ARMS AND THE WOMAN By Kate Muir (Coronet, $105) WHEN journalist Kate Muir, now a correspondent for The New York Times, began work on Arms and the Woman the world's combat zones were still largely no-go zones for the women of the world's defence forces.
The reasons for their exclusion from the choice to take up arms, engage their skills as fighter pilots or take command of a ship in battle, were transparent, the male military hierarchy believed.
Women were not capable of the aggression needed to fight battles, they said. The themes, as the author repeats in the book, were as old as war itself. ''Men's behaviour is more aggressive. Male monkeys are more violent. Men are hunters, women are nurturers.
''There are far more men in prison for violent crime than women. Males have more testosterone and so on.'' But Ms Muir argues: ''As much as possible, women avoid physical confrontation because they know they will come off worst against a man, but that does not mean as a last resort, when completely cornered, they will not resort to violence, often effective violence.

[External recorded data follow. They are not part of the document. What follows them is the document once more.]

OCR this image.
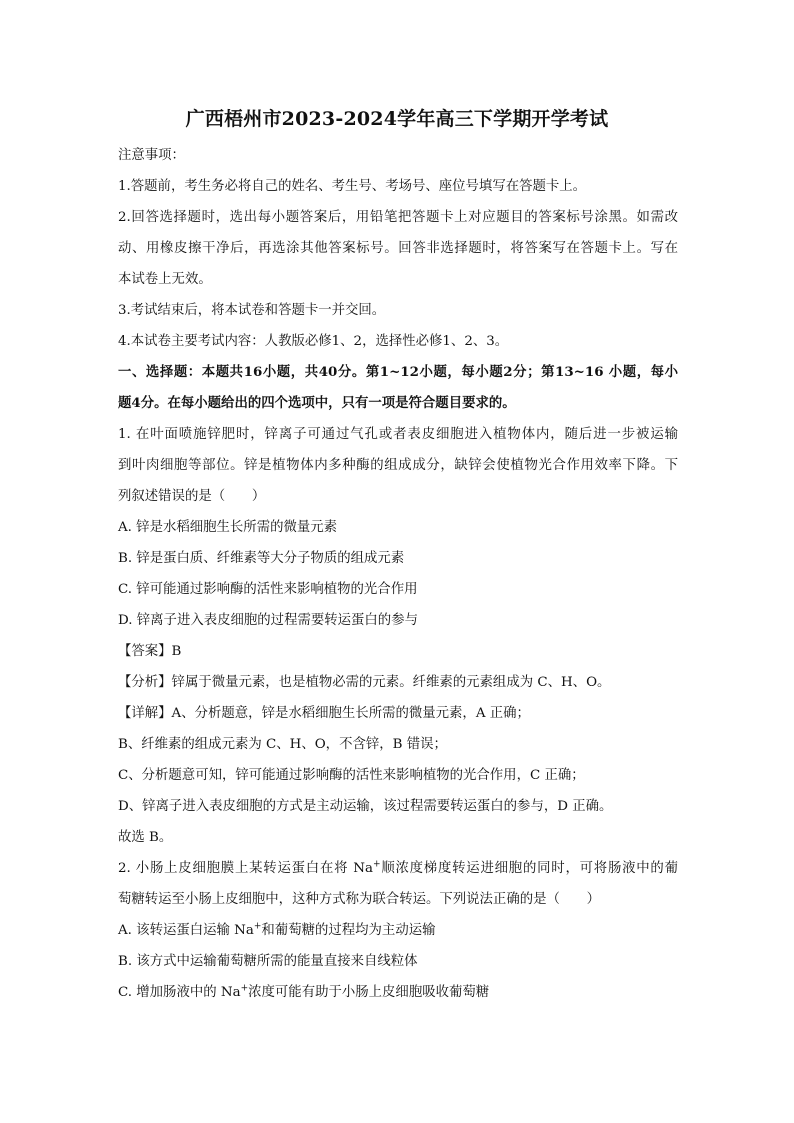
广西梧州市2023-2024学年高三下学期开学考试
注意事项：
1.答题前，考生务必将自己的姓名、考生号、考场号、座位号填写在答题卡上。
2.回答选择题时，选出每小题答案后，用铅笔把答题卡上对应题目的答案标号涂黑。如需改
动、用橡皮擦干净后，再选涂其他答案标号。回答非选择题时，将答案写在答题卡上。写在
本试卷上无效。
3.考试结束后，将本试卷和答题卡一并交回。
4.本试卷主要考试内容：人教版必修1、2，选择性必修1、2、3。
一、选择题：本题共16小题，共40分。第1~12小题，每小题2分；第13~16 小题，每小
题4分。在每小题给出的四个选项中，只有一项是符合题目要求的。
1. 在叶面喷施锌肥时，锌离子可通过气孔或者表皮细胞进入植物体内，随后进一步被运输
到叶肉细胞等部位。锌是植物体内多种酶的组成成分，缺锌会使植物光合作用效率下降。下
列叙述错误的是（　　）
A. 锌是水稻细胞生长所需的微量元素
B. 锌是蛋白质、纤维素等大分子物质的组成元素
C. 锌可能通过影响酶的活性来影响植物的光合作用
D. 锌离子进入表皮细胞的过程需要转运蛋白的参与
【答案】B
【分析】锌属于微量元素，也是植物必需的元素。纤维素的元素组成为 C、H、O。
【详解】A、分析题意，锌是水稻细胞生长所需的微量元素，A 正确；
B、纤维素的组成元素为 C、H、O，不含锌，B 错误；
C、分析题意可知，锌可能通过影响酶的活性来影响植物的光合作用，C 正确；
D、锌离子进入表皮细胞的方式是主动运输，该过程需要转运蛋白的参与，D 正确。
故选 B。
2. 小肠上皮细胞膜上某转运蛋白在将 Na+顺浓度梯度转运进细胞的同时，可将肠液中的葡
萄糖转运至小肠上皮细胞中，这种方式称为联合转运。下列说法正确的是（　　）
A. 该转运蛋白运输 Na+和葡萄糖的过程均为主动运输
B. 该方式中运输葡萄糖所需的能量直接来自线粒体
C. 增加肠液中的 Na+浓度可能有助于小肠上皮细胞吸收葡萄糖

''Pause to consider the number of battered wives who have one day suddenly had enough and murdered their husbands, often in cold blood or when the husband is drunk or asleep, because that is the only time guile can overcome strength.'' To highlight her case and argue her central thesis - that the defence establishment has excluded women from combat until recent times because of prejudice not biology - the author points to British attitudes about the Gulf War.
At the start of the conflict in 1990, 68 per cent of British men approved of starting a war compared to 41 per cent of women.